# help wiring vandal led switch



## popswala (Nov 15, 2010)

I got one of those vandal led (black w/ white ring) switch to control my leds on my fans. The switch has the layout of +/- for leds and 3 tabs labeled nc/no/c. I can't figure out how to wirie it in. I'm coming from a led rocker switch that only has 3 tabs. 

I don't get how there explaining this. I connected wires in both ways but switch doesn't turn on nor do the fan leds turn on. 





left is common and right is push-down

Only searches I can find is on using these as reset switches.


----------



## popswala (Nov 16, 2010)

Well I seemed to have figured out half of what I'm trying to accomplish. I got the fan led's to turn on but not the switch. I don't have a pos+ wire going to the switch to power the led. I'll get to that. Just wanted to update this part. I may just run a separate wire to for that.

Going by the diagram. You connect neg- to neg-/ signal to NO1 / power to C1. I remind you that this config is coming from a led rocker switch so I mite have the signal and power line confused. I'll edit when I confirm which is actually which.


----------



## mlee49 (Nov 16, 2010)

Isn't common just relabeled ground?

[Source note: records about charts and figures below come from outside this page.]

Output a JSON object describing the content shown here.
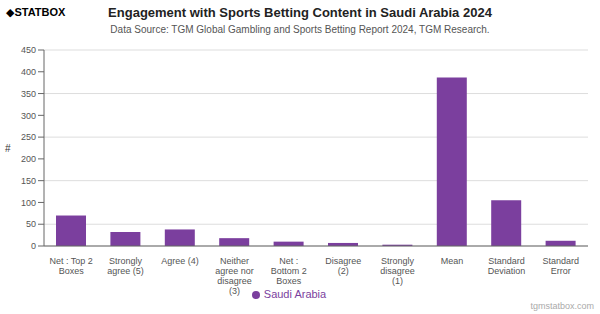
{
  "chart_data": {
    "type": "bar",
    "title": "Engagement with Sports Betting Content in Saudi Arabia 2024",
    "subtitle": "Data Source: TGM Global Gambling and Sports Betting Report 2024, TGM Research.",
    "ylabel": "#",
    "categories": [
      "Net : Top 2 Boxes",
      "Strongly agree (5)",
      "Agree (4)",
      "Neither agree nor\ndisagree (3)",
      "Net : Bottom 2\nBoxes",
      "Disagree (2)",
      "Strongly disagree\n(1)",
      "Mean",
      "Standard Deviation",
      "Standard Error"
    ],
    "series": [
      {
        "name": "Saudi Arabia",
        "color": "#7B3F9E",
        "values": [
          70,
          32,
          38,
          18,
          10,
          7,
          3,
          387,
          105,
          12
        ]
      }
    ],
    "ylim": [
      0,
      450
    ],
    "yticks": [
      0,
      50,
      100,
      150,
      200,
      250,
      300,
      350,
      400,
      450
    ],
    "grid": true,
    "legend": "bottom",
    "annotations": [
      "◆STATBOX",
      "tgmstatbox.com"
    ]
  }
}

From the diagram you just connect the positive led(from your power supply) to left most pin and negative led(from your power supply) to the right most pin.

There are alternate options for if you want the switch to turn on when it's flipped up or to turn on when it's flipped down.


----------



## popswala (Nov 16, 2010)

I'm not sure. Theres nothing on that. I configured my switch going by the one on right. I'm about to run a wire of pos to see if switch lights up. I did get the switch to power on my fan leds. Only thing is I noticed my moles is configured to run of the red 5v and not the yellow 12v. I'm not sure if I should try switching that. Would the 12v burn out my leds being to much power to them? There pretty bright off the 5v. i may just leave it. Food for thought I guess.

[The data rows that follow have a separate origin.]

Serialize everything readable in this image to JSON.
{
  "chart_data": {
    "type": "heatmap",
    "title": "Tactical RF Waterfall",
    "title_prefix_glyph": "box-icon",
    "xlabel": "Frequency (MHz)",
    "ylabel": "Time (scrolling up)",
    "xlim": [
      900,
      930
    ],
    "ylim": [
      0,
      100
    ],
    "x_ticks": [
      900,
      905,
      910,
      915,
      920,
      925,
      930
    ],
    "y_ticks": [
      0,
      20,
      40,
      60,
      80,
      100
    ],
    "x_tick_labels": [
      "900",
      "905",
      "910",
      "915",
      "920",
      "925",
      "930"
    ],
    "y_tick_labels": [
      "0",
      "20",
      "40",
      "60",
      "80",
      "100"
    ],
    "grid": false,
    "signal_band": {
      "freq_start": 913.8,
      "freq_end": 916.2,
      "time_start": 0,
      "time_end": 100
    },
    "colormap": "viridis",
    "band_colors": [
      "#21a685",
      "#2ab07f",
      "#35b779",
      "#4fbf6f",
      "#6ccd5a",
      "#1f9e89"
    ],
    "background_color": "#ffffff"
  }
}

The switch I'm using now is a push button bulgin style. I had a rocker in there before.


----------



## PVTCaboose1337 (Nov 16, 2010)

Are you using both switches?  I am a bit confused.  For one it would probably be:
 F

FAIL SEE BELOW


----------



## mlee49 (Nov 16, 2010)

Sorry, I thought you said it was a rocker style.  

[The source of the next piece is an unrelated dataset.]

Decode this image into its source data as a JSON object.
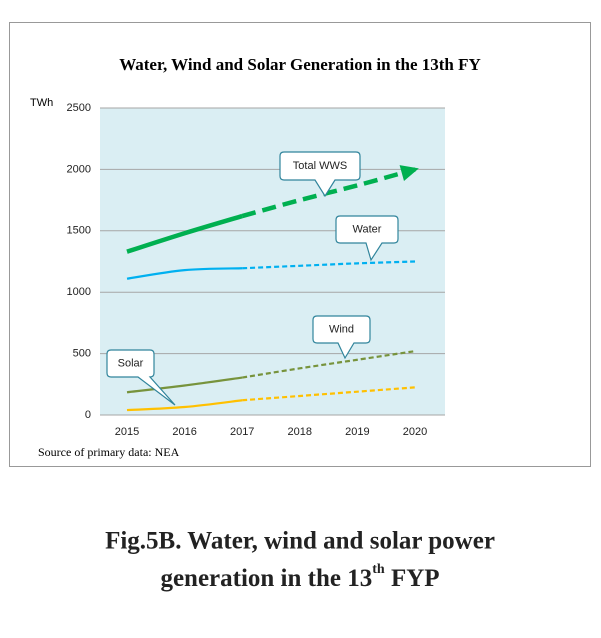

Ok, so what led's do you have?  They should be rated at either 12V or 5V.


----------



## popswala (Nov 16, 2010)

I'm using a push button switch. The led power I'm not sure of. I got a bunch of tailed led's I modded onto my fan (in sig work log). I just ran a wire of led pos to a molex on psu and it turned on. I also just noticed my led's are wired onto the yellow 12v. I used a pass-thru molex on my leds. Now I have to switch the connectors over to something smaller to fit the tabs. The rocker had bigger tabs so I used the slide on connectors. I may just solder the wires on or I could pick up some smaller connectors tomorrow.

I'm guessing the left connector is for running it as a push style while the right one is using it a push-down latching style. Not sure which way I want to go. I'm just happy at this point to have it working in any way.


----------



## PVTCaboose1337 (Nov 16, 2010)

I drew my diagram wrong.  Here ya go:


----------



## Namslas90 (Nov 16, 2010)

Switch label decoded
Power circuit(to power both switch circuits and the switch lamp)
+ is for Positive
- is negative
Switch circuit
C is Common (Neg) 
NC is Normally Closed(pos)
NO is Normally Open (pos)

For a normally open circuit connect NO to pos circuit and neg to Common.
For a normally closed circuit connect NC to pos circuit and neg to Common.

Normally Open is OFF
Normally Closed is ON


----------